My sons are at an age where they are big enough physically (should they team up) to take me down, whether I like it or not. They are mature enough mentally to reason with me, tease me, plot against me, and doubt themselves. They have moved beyond being little perpetual motion machines set out to taste and touch everything and are now able to link up complex results to distant actions. Not always, but enough that it makes me wonder what my role is.
Sometimes my kids will ask me if they can watch a show on Netflix, or whatever. I’ll say something like, “just one,” and they’ll begin their negotiations, their wheedling and begging and I’ll give in or I won’t. They’re 8 and 9. But lately, I’ve been finding myself imagining giving this answer to a 11 and 12-year-old. Or a 15 and 16 year-old. It makes me cringe. At some point, the mandate of my control begins to crumble. The jet fuel is set and ready to burn, propelling them off on their own trajectories. If it’s clear to me now that imposing arbitrary limits on my kids because I have a rigid idea of what’s best for them when they’re teenagers is ridiculous, will I know it is ridiculous when I arrive there? What if they are already at a point where I need to start letting go and allowing them to explore their own limits and test what feels best for them?

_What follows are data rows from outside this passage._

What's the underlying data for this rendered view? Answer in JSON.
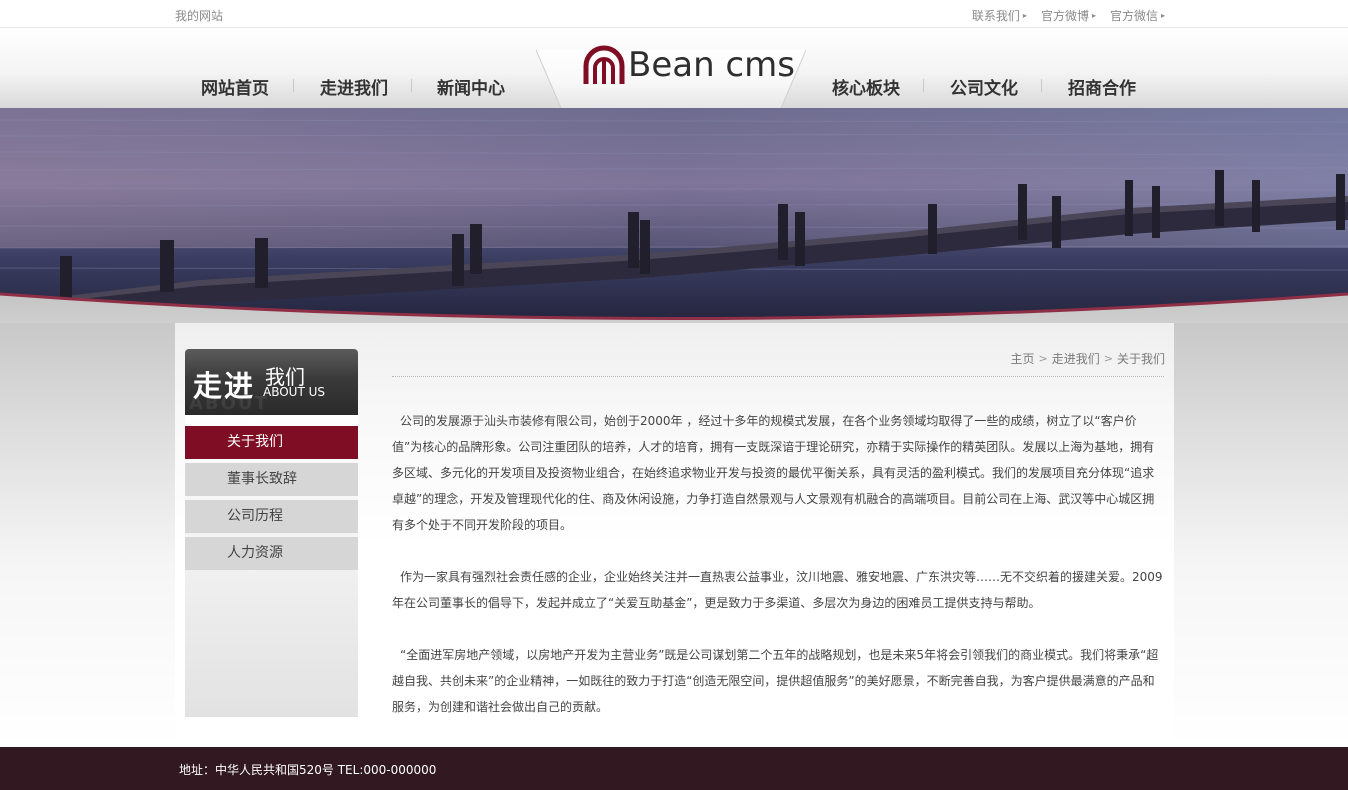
{
  "topbar": {
    "site_name": "我的网站",
    "links": [
      "联系我们",
      "官方微博",
      "官方微信"
    ]
  },
  "header": {
    "logo_text": "Bean cms",
    "nav_left": [
      "网站首页",
      "走进我们",
      "新闻中心"
    ],
    "nav_right": [
      "核心板块",
      "公司文化",
      "招商合作"
    ]
  },
  "sidebar": {
    "title_big": "走进",
    "title_small": "我们",
    "title_en": "ABOUT US",
    "items": [
      {
        "label": "关于我们",
        "active": true
      },
      {
        "label": "董事长致辞",
        "active": false
      },
      {
        "label": "公司历程",
        "active": false
      },
      {
        "label": "人力资源",
        "active": false
      }
    ]
  },
  "breadcrumb": {
    "items": [
      "主页",
      "走进我们",
      "关于我们"
    ],
    "separator": ">"
  },
  "article": {
    "paragraphs": [
      "公司的发展源于汕头市装修有限公司，始创于2000年 ，经过十多年的规模式发展，在各个业务领域均取得了一些的成绩，树立了以“客户价值”为核心的品牌形象。公司注重团队的培养，人才的培育，拥有一支既深谙于理论研究，亦精于实际操作的精英团队。发展以上海为基地，拥有多区域、多元化的开发项目及投资物业组合，在始终追求物业开发与投资的最优平衡关系，具有灵活的盈利模式。我们的发展项目充分体现“追求卓越”的理念，开发及管理现代化的住、商及休闲设施，力争打造自然景观与人文景观有机融合的高端项目。目前公司在上海、武汉等中心城区拥有多个处于不同开发阶段的项目。",
      "作为一家具有强烈社会责任感的企业，企业始终关注并一直热衷公益事业，汶川地震、雅安地震、广东洪灾等……无不交织着的援建关爱。2009年在公司董事长的倡导下，发起并成立了“关爱互助基金”，更是致力于多渠道、多层次为身边的困难员工提供支持与帮助。",
      "“全面进军房地产领域，以房地产开发为主营业务”既是公司谋划第二个五年的战略规划，也是未来5年将会引领我们的商业模式。我们将秉承“超越自我、共创未来”的企业精神，一如既往的致力于打造“创造无限空间，提供超值服务”的美好愿景，不断完善自我，为客户提供最满意的产品和服务，为创建和谐社会做出自己的贡献。"
    ]
  },
  "footer": {
    "text": "地址：中华人民共和国520号 TEL:000-000000"
  },
  "colors": {
    "brand": "#7f0d24",
    "footer_bg": "#321820",
    "sidebar_item_bg": "#d6d6d6"
  }
}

We give our kids $20 a month for spending money. I think it’s really funny to call it walking around money, but nobody else does, so spending money is how we refer to it. When they first became aware of this windfall, around the age of 4 or so, they wanted to use it exclusively to buy candy. We’d be in Fred Meyer’s and they’d see a pack of Twizzlers big enough to feed the block and it would be $3.99 and they’d be like, “can I?” Then I’d imagine them mechanically slurping down shimmery licorice stick after licorice stick until they began vibrating and eventually exploding. So I made a limit. I said they could spend their money on anything except candy. And they did. Mostly on Bey Blades and Pokemon cards.
But about a month ago, my oldest came up to me, hip checked me into a display of Doritos and said “Yo, Dad, can I get me some of these Twinkies?” (Not factually true, but the vibe is 100% authentic) and I told him no, reminding him that we don’t use spending money on treats. And I felt so… ridiculous. He was a big kid now, and I was policing his own money. How was he going to learn anything?
So we’ve changed our policies. They can now use their money on anything. And sometimes it’s disgusting. (There was one hilarious scene where my oldest son spent $15 in one go at a little league concession stand where all the candy was criminally underpriced and the parent volunteer was losing her hair in real time as he asked for yet another box of Junior Mints to be put on his bill). But I guess it feels right?
We all have to let them off to get into their own little labs sooner or later. Maybe by letting them play with some of the test tubes earlier than we hav
e to will give them something of a head start when they’re truly on their own.
But hey, what do I know? There’s a billion ways to make rocket fuel.